En résumé, la promotion des infrastructures physiques (rurales comme urbaines) aura de son côté un impact non négligeable sur la croissance économique en permettant un lien de développement équilibré entre les divers secteurs d’activités et l’amélioration des conditions de vie des habitants. A cet effet, le Gouvernement devrait poursuivre ses efforts visant à améliorer l’accès à tous types d’infrastructure, aux transports, aux télécommunications, et aux autres services sociaux y compris les services d’éducation et de santé. Il sera par ailleurs appelé à mobiliser et à utiliser à bon escient les capacités humaines, à diversifier les sources de revenus pour les pauvres, à élargir les choix qui pourraient s’offrir aux couches défavorisées en vue d’améliorer leur sort, et à réduire l’exclusion et la fracture sociales. Enfin, la poursuite du processus de libéralisation et d’expansion des infrastructures économiques et sociales ne manquera pas de faciliter l’expansion du secteur privé, et partant, d’alimenter la croissance, d’accroître les revenus et de créer des emplois qui favoriseront à long terme la réduction de la pauvreté.

Cependant, une croissance économique soutenue ne peut pas être réalisée sans l’existence d’une relation économique extérieure nécessaire pour faire avancer le niveau de développement. A cet égard, l’intégration du Cambodge dans la région et la normalisation de ses rapports avec la communauté internationale constituent un aspect important du développement 380 . Peu de temps après la formation du nouveau Gouvernement, le Cambodge a réussi à regagner son siège aux Nations Unies et est devenu le dixième membre de l’Association des Nations du Sud-est Asiatique (ANSEA). De même, le gouvernement a établi des rapports constructifs avec les institutions financières internationales, la communauté des donateurs et les organisations internationales, et ses efforts pour adhérer à l’Organisation Mondiale du Commerce (OMC/WTO) sont bien avancés.

Face à la mondialisation, le Gouvernement reconnaît qu’accomplir un développement socio-économique durable dépend étroitement de la mise en oeuvre efficace un programmes de réforme ambitieux, mais aussi du rythme de leur mise en oeuvre, afin d’atteindre un nouveau palier de croissance économique à même de permettre une meilleure compétitivité sur la scène internationale.

Or, il est essentiel que la mondialisation soit perçue comme un phénomène favorable à tous les travailleurs. Dans l’économie nationale, le fait que tout travailleur a des droits au travail doit être posé comme un principe de base. Réaliser ces droits est la condition fondamentale d’une mondialisation socialement viable. Pour assurer une répartition équitable des bienfaits de la mondialisation, il faut avant tout accroître la productivité des travailleurs. Il faut aussi une meilleure coordination globale de toutes les politiques qui ont une incidence sur l’emploi, aux niveaux national et international.
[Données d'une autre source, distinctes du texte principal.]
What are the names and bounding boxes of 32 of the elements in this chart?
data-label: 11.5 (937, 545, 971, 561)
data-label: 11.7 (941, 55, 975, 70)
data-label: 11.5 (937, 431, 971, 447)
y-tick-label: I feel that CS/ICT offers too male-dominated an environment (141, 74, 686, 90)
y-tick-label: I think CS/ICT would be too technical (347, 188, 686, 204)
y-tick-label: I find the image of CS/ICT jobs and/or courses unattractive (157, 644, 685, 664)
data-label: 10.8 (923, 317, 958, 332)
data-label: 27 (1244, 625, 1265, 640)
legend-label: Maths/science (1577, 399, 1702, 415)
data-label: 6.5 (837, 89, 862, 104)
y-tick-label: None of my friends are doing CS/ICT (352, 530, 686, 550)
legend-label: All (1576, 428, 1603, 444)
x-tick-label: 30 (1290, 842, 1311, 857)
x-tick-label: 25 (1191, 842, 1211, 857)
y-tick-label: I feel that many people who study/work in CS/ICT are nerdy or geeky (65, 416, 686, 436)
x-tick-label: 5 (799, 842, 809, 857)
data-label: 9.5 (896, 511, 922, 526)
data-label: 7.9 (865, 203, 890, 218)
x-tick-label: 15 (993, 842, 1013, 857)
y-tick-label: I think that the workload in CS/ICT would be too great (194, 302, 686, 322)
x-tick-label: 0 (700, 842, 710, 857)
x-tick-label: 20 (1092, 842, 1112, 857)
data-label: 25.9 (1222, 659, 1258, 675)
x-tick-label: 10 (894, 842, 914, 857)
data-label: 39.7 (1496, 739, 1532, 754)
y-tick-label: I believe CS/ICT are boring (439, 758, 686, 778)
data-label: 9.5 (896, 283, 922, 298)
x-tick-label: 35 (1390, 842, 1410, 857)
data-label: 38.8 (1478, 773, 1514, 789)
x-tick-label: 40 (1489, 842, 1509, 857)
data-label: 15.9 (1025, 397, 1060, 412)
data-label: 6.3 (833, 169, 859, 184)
Ces politiques supposent un développement coordonné de la demande, une bonne approche des flux commerciaux et financiers et un nouveau cadre pour les migrations internationales.

Notes
379.

Ministère de l’Economie et des Finance, « Economic Review », 2002. Le taux d’épargne des années récentes n’est pas disponible.

380.

Le deuxième élément de la « Stratégie Triangulaire » du gouvernement consiste à tirer des avantages de l’intégration du Cambodge dans la région et vise une normalisation de développement.